Na Câmara, o projeto foi aprovado em regime de urgência, sem passar pelas comissões, o que, politicamente, foi um recado ao governo sobre a falta de uma base consistente. Já no Senado, o presidente Rodrigo Pacheco (PSD-MG) prometeu a tramitação normal. "Prudência é submeter à comissão antes de submeter ao plenário, permitindo a quem queira debater o tema que também debata no Senado", afirmou. 


Leia mais: Sete pontos para entender o projeto de lei do marco temporal

Ainda assim, a bancada ruralista quer que, após aprovação na CRA, o texto não seja votado na Comissão de Constituição e Justiça (CCJ) e vá diretamente para a deliberação em plenário. Mas não há sugestão por parte de Pacheco e dos líderes para que isso ocorra. 

A sinalização, inclusive, é oposta.
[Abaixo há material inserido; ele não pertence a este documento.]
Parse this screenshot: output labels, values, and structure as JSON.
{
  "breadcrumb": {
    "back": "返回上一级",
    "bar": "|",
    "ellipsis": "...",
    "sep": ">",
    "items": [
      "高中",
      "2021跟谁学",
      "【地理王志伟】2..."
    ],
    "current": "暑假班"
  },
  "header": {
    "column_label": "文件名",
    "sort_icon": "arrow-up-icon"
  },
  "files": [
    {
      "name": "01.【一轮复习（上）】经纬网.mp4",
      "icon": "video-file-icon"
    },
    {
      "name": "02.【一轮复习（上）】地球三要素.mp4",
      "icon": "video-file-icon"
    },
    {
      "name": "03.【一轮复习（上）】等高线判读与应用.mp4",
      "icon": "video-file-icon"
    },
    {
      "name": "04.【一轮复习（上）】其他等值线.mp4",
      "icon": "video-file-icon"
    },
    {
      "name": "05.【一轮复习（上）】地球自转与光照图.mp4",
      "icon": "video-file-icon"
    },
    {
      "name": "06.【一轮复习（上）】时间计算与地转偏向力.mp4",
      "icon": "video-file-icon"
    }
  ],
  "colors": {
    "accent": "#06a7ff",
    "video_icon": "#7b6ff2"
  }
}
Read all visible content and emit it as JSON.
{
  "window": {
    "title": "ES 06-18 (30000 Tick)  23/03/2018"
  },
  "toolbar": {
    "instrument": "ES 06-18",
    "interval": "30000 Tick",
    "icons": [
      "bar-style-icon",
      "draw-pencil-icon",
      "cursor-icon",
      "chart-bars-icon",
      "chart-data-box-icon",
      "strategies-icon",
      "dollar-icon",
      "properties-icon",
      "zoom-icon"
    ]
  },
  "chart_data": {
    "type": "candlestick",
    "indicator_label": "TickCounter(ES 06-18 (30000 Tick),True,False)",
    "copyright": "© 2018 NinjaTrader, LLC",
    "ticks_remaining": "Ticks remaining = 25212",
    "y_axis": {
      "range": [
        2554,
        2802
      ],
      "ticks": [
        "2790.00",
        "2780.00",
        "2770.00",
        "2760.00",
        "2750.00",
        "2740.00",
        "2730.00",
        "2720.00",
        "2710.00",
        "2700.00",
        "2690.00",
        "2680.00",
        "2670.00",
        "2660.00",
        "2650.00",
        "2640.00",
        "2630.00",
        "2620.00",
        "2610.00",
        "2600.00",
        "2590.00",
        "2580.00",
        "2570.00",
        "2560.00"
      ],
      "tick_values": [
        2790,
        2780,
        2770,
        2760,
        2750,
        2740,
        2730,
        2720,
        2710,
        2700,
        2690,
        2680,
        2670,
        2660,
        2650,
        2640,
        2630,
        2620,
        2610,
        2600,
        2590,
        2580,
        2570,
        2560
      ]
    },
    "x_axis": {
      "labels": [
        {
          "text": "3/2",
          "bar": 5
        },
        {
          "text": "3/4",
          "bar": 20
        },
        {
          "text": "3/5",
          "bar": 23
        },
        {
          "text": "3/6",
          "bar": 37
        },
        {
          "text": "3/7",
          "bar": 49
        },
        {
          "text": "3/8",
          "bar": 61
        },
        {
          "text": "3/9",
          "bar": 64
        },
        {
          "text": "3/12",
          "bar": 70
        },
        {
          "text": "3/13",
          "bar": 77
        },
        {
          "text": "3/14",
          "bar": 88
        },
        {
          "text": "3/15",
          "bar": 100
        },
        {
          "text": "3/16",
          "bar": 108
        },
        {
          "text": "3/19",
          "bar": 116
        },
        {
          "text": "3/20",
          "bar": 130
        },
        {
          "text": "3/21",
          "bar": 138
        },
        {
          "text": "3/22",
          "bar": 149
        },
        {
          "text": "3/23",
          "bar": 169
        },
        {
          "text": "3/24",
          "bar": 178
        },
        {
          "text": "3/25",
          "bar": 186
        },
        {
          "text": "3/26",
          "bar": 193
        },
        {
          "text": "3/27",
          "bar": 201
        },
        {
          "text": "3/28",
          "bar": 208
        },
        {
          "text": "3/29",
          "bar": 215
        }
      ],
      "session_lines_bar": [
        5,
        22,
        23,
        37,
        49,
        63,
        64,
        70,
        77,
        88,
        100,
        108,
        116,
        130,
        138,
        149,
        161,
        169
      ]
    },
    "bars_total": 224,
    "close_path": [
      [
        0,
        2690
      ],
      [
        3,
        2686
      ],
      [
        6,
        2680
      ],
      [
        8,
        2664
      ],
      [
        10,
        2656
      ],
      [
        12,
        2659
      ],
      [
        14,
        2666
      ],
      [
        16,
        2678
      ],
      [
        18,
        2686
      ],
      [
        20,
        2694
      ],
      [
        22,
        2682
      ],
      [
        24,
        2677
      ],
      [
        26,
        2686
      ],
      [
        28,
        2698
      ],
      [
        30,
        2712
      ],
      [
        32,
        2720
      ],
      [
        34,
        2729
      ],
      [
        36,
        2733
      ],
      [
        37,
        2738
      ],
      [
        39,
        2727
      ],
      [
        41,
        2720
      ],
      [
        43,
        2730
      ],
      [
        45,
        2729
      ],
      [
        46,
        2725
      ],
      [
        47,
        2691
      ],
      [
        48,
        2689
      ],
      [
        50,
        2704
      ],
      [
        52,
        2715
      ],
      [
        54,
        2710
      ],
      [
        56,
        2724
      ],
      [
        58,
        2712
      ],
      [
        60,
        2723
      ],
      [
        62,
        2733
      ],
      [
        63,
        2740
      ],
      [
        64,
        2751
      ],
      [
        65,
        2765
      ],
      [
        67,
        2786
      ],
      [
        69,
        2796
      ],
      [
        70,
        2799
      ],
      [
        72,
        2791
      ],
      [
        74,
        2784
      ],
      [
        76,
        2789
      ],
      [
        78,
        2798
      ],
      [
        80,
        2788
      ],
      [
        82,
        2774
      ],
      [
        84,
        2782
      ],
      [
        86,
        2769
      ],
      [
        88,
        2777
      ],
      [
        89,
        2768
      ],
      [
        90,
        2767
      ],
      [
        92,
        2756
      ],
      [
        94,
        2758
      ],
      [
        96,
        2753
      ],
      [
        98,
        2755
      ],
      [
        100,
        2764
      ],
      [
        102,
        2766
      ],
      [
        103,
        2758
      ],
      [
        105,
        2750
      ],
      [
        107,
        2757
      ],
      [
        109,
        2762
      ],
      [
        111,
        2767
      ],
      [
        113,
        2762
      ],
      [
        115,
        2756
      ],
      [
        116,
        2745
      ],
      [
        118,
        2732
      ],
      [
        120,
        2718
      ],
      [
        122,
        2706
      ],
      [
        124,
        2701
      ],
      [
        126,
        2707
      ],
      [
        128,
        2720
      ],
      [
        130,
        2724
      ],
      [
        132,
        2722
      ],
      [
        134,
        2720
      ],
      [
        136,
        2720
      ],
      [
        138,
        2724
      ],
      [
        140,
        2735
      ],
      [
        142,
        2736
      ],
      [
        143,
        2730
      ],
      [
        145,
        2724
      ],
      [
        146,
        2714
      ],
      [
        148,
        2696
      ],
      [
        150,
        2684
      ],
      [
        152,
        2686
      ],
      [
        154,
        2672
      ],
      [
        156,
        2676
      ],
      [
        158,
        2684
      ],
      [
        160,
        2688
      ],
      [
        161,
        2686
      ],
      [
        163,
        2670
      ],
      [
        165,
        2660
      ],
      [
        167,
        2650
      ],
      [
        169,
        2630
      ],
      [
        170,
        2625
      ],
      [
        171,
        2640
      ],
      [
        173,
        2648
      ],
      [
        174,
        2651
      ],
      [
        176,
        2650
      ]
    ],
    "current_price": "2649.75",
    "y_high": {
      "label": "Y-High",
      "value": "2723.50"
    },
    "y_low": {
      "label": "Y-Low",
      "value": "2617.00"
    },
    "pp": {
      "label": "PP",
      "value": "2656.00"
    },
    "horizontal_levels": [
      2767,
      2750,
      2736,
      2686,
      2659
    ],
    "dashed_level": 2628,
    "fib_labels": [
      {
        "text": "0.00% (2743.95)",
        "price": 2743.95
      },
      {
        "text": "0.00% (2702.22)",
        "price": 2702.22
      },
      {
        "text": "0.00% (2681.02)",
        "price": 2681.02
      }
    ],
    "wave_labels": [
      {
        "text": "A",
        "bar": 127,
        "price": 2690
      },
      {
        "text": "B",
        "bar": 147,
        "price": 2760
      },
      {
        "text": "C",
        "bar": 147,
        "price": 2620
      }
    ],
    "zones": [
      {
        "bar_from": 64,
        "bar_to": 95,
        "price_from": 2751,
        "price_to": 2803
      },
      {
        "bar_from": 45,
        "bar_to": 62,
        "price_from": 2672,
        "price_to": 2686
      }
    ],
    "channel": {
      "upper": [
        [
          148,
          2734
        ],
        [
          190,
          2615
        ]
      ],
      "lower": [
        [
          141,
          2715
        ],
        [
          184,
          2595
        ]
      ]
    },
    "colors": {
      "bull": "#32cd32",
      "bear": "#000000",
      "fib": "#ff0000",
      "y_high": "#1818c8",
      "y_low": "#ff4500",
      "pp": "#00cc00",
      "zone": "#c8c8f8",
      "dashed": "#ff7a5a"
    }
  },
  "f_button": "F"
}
Mais audiências públicas devem ser realizadas na CCJ. Outra estratégia avaliada pela bancada ambientalista é segurar a votação até que haja uma decisão do Supremo Tribunal Federal (STF), onde o julgamento do tema só deve ser retomado em setembro. O ministro André Mendonça fez um pedido de vista. 

Bancada ambientalista

Na CCJ, a base governista tem nas mãos um parecer da Advocacia-Geral da União (AGU) que mostra inconstitucionalidade da proposta de "diversos dispositivos do projeto, que necessitam de aprimoramento, para adequarem-se às normas constitucionais", diz o documento ao qual a reportagem teve acesso. 

Uma nota técnica do Ministério dos Povos Indígenas também embasará os argumentos dos senadores contrários ao marco temporal. Como a proposta regulamenta o artigo 231 da Constituição Federal, a pasta compreende que o referido trecho é cláusula pétrea, o que justificaria a inconstitucionalidade. "Porquanto a matéria nele versada é de todo intangível, não podendo ser alterada nem mesmo por emenda constitucional", argumenta a nota. 

"O projeto visa transformar as terras indígenas em objetos de mercantilização, afeta a organização social dos povos indígenas e suas relações sagradas com o território, compromete a vida de todos nós diante da tragédia climática anunciada que anda de mãos dadas com o referido projeto, bem como contraria os compromissos assumidos pelo Brasil com o Acordo de Paris e os Objetivos de Desenvolvimento Sustentável, o que poderá acarretar, inclusive, a perda de investimentos internacionais", sustenta o ministério ao recomendar a rejeição integral do texto. 

Bancada ruralista

Já o grupo favorável ao projeto argumenta a necessidade de definir o marco como forma de trazer segurança jurídica e fortalecer o direito à propriedade. A bancada ruralista é a maior no Congresso e, por isso, tem peso em articulações como essa. 

Na avaliação do senador Marcio Bittar (União-AC), há uma "questão ideológica clara" por trás do debate e que relativiza o direito à propriedade privada. "Essa insegurança é a tentativa de setores, no Brasil, de relativizar o direito à propriedade no país. Se nós não ratificarmos esse projeto, nós vamos colocar todo o produtor rural brasileiro, pequeno, médio e grande, na insegurança jurídica", alegou. 

A senadora Tereza Cristina (PP-MS) argumenta que o tema é de Estado, e não de governo. "Esse é um assunto que perpassa governos e que há muitos anos precisava ser resolvido. Esta Casa, o Congresso Nacional, primeiramente na Câmara e agora no Senado, coloca esse assunto em discussão, em votação, e eu espero que a gente o leve ao plenário o mais rapidamente possível", pressionou.

O próprio presidente da CRA, senador Alan Rick (União-AC), quer despachar o tema da comissão já na quarta-feira (23) sob a alegação de dar uma resposta à sociedade.